Analytic Representations of Bath Correlation Functions for Ohmic and Superohmic Spectral Densities Using Simple Poles

TL;DR

This paper introduces a method to analytically represent bath correlation functions for various spectral densities using simple poles, aiding open quantum system modeling and emphasizing the importance of low-frequency behavior.

Contribution

It presents a novel class of fit functions enabling analytic calculation of bath correlation functions for ohmic and superohmic spectral densities using pole expansions.

Findings

Effective fitting of spectral densities for photosynthetic complexes.

Analytic expressions for bath correlation functions derived.

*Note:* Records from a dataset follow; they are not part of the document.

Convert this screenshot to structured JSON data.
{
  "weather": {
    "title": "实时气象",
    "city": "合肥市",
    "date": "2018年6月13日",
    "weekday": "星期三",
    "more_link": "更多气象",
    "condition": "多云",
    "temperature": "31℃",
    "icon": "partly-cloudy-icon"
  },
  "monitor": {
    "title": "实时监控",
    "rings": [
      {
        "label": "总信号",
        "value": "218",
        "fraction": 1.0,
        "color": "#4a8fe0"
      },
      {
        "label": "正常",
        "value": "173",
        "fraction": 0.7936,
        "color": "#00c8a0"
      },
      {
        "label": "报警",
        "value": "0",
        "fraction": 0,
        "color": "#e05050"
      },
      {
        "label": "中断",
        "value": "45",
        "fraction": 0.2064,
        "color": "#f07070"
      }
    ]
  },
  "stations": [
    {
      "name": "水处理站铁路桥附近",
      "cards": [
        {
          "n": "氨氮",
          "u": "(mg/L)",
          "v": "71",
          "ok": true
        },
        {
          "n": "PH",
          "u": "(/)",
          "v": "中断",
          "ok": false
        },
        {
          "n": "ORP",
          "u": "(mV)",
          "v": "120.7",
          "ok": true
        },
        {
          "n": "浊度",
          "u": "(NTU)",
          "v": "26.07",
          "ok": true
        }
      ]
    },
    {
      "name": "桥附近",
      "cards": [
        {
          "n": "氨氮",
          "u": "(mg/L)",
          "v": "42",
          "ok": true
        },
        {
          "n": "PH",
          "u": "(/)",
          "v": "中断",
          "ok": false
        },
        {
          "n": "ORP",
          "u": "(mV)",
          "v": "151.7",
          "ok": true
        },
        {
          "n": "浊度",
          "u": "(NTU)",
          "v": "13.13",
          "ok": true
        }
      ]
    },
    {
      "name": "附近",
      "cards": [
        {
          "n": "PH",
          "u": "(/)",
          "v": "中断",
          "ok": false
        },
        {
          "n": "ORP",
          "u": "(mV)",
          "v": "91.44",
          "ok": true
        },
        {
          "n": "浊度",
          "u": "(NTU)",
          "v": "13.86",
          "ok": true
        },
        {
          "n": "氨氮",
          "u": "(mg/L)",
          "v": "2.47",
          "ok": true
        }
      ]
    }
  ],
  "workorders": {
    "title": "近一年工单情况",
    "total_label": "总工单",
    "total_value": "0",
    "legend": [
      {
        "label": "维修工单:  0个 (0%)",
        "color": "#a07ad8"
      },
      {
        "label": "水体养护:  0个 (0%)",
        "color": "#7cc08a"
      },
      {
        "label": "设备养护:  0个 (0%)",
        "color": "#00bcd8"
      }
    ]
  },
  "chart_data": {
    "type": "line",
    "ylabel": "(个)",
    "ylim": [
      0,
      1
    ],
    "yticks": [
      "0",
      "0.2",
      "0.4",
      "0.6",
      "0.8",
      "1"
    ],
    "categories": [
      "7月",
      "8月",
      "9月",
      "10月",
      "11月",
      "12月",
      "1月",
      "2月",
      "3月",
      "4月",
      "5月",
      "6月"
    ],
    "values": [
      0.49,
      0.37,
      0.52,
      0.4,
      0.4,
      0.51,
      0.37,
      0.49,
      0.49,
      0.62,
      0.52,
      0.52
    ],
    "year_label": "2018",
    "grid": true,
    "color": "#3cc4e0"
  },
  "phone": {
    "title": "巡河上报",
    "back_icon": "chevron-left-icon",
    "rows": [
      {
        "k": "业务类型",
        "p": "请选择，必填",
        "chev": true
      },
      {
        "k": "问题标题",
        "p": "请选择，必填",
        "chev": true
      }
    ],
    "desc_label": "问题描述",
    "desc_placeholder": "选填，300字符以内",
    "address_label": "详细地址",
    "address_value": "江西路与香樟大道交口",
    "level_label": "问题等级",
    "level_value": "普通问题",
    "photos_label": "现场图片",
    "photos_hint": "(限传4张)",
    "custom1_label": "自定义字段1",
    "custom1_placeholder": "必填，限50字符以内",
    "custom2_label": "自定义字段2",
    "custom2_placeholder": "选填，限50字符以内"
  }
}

Proper low-frequency behavior is crucial for accurate spectral fits.

Abstract

We present a scheme to express a bath correlation function (BCF) corresponding to a given spectral density (SD) as a sum of damped harmonic oscillations. Such a representation is needed, for example, in many open quantum system approaches. To this end we introduce a class of fit functions that enables us to model ohmic as well as superohmic behavior. We show that these functions allow for an analytic calculation of the BCF using pole expansions of the temperature dependent hyperbolic cotangent. We demonstrate how to use these functions to fit spectral densities exemplarily for cases encountered in the description of photosynthetic light harvesting complexes. Finally, we compare absorption spectra obtained for different fits with exact spectra and show that it is crucial to take properly into account the behavior at small frequencies when fitting a given SD.